The movie, is done entirely the director’s way. With respect to recent Oscar winner Mark Rylance in the lead role, Spielberg himself is the biggest name associated with this project. Rylance, who won an Oscar for playing a hangdog Soviet secret agent who gets caught in Spielberg’s previous film Bridge of Spies, is absolutely note-perfect as the titular Big Friendly Giant. Although the character is, in finality, a computer generated presence, Rylance is the beaming heart and soul of it all, his ultra-expressive eyes telling reams of drama, loneliness, soul, and pure heart in every moment. This, quite frankly, is the one he should’ve won his Oscar for. He doesn’t need the conventional English language to communicate his character’s joys, hurts, anxieties and pleasures.

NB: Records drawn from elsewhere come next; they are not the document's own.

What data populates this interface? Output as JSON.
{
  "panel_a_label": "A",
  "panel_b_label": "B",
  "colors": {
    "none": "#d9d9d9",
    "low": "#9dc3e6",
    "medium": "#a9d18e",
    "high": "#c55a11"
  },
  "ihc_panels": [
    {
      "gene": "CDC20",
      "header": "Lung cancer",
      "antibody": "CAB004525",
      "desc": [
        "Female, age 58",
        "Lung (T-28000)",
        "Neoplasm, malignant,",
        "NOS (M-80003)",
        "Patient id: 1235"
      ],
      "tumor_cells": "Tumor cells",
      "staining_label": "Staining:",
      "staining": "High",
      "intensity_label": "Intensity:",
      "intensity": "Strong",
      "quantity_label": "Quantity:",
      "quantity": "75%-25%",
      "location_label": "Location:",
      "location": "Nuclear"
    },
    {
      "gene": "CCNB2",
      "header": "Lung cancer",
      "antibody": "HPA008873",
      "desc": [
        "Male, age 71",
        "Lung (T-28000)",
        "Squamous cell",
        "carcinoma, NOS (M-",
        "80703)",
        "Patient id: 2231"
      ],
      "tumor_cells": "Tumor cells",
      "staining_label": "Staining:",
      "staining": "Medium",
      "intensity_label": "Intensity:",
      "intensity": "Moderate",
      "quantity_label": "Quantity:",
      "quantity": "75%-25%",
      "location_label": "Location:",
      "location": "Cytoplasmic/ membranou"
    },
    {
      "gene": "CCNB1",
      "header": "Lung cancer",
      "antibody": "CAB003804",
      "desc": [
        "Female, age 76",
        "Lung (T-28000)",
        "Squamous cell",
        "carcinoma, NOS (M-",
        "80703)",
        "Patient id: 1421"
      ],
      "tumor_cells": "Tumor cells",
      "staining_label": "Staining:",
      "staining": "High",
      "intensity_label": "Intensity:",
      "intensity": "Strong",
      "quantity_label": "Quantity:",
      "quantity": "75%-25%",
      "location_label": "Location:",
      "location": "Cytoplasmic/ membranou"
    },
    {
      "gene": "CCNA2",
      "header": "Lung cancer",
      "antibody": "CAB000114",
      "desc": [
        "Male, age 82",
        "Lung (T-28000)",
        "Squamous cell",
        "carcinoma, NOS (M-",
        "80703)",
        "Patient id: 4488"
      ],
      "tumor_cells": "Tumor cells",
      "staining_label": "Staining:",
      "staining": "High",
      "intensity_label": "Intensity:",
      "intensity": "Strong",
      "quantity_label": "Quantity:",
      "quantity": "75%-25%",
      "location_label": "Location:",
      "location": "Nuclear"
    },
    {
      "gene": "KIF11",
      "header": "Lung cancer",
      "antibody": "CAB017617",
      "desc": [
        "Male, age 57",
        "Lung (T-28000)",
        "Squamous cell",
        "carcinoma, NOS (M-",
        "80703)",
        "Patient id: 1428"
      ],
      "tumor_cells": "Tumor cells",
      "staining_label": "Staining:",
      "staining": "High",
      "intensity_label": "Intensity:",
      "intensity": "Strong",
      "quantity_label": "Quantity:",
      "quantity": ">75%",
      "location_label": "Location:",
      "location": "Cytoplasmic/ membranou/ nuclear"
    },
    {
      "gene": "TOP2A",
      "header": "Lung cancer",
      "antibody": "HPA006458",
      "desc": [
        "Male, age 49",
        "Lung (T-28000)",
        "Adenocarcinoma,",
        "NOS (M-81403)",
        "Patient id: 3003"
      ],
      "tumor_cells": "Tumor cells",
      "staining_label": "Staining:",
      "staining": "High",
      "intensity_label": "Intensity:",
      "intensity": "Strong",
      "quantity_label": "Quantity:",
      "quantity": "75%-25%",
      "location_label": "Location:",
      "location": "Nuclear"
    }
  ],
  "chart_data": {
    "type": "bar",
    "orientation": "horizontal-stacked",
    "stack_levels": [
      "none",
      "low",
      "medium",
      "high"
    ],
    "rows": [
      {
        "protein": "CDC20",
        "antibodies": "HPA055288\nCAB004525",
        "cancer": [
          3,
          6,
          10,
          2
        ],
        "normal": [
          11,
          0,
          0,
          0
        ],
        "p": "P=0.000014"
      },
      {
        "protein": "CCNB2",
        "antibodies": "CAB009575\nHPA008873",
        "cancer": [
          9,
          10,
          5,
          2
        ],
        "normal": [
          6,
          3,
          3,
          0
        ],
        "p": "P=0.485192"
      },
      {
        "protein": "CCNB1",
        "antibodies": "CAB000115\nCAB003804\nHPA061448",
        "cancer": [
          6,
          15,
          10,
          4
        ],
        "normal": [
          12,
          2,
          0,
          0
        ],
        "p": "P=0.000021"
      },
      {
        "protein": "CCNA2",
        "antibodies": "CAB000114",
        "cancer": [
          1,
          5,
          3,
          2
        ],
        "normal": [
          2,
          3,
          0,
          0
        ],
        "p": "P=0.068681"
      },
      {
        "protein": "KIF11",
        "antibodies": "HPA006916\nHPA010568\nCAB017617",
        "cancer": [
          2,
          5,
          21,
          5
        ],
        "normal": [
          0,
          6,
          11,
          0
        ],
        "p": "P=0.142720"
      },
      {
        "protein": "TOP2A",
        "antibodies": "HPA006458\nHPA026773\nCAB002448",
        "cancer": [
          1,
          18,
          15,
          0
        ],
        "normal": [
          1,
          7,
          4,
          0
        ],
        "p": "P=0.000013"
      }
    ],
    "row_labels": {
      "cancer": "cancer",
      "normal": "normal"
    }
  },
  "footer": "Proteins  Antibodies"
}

The little orphan girl Sophie, the true lead character of the piece, is played by newcomer Ruby Barnhill. Considering that Spielberg’s casting director probably considered every little girl who’s ever acted on camera for this part, it must be said that they picked the right kid. Barnhill’s Sophie is the right blend of proper-minded corrector and awe-struck youth. When she faces the larger, evil giants, it is good and scary like it needs to be, even as the CG artifice is always a visible part of it. Although communicating the sheer scale of the giants’ world through he puny physical presence serves the film well, Sophie is never a truly “small character. (Scale differences are notoriously tough to communicate on screen, but Spielberg makes it look easy.)

Ruby Barnhill as Sophie.

Ruby Barnhill as Sophie.

Although The BFG is never boring, it’s lack of chases, snark, chaos and cheap gags would render it wholly unattractive in terms of what passes for children’s entertainment at the major studios. Further proof then, that when Steven Spielberg decides to do any particular project, everyone will move heaven and earth to get in league with him. (Even though he claims no one wanted to make Lincoln, so much so it almost ended up premiering on HBO. Making movies is never easy, apparently even for Steven Spielberg). This marks, believe it or not, the filmmaker’s very first pairing with Walt Disney Pictures. Together, they can now go ahead and take over the world. Their conquering would be preferable to so many other would-be dictators.

Roald Dahl and Steven Spielberg may not immediately seem like a winning combination. The BFG, as fine as it is as both a book and movie, is neither man’s crowning achievement. Yet, it’s so wonderfully indicative of both creators as to where they were in their seasoned careers when it came along for them. They will always be remembered as giants in their fields, but The BFG gives us reason to consider them friendly as well.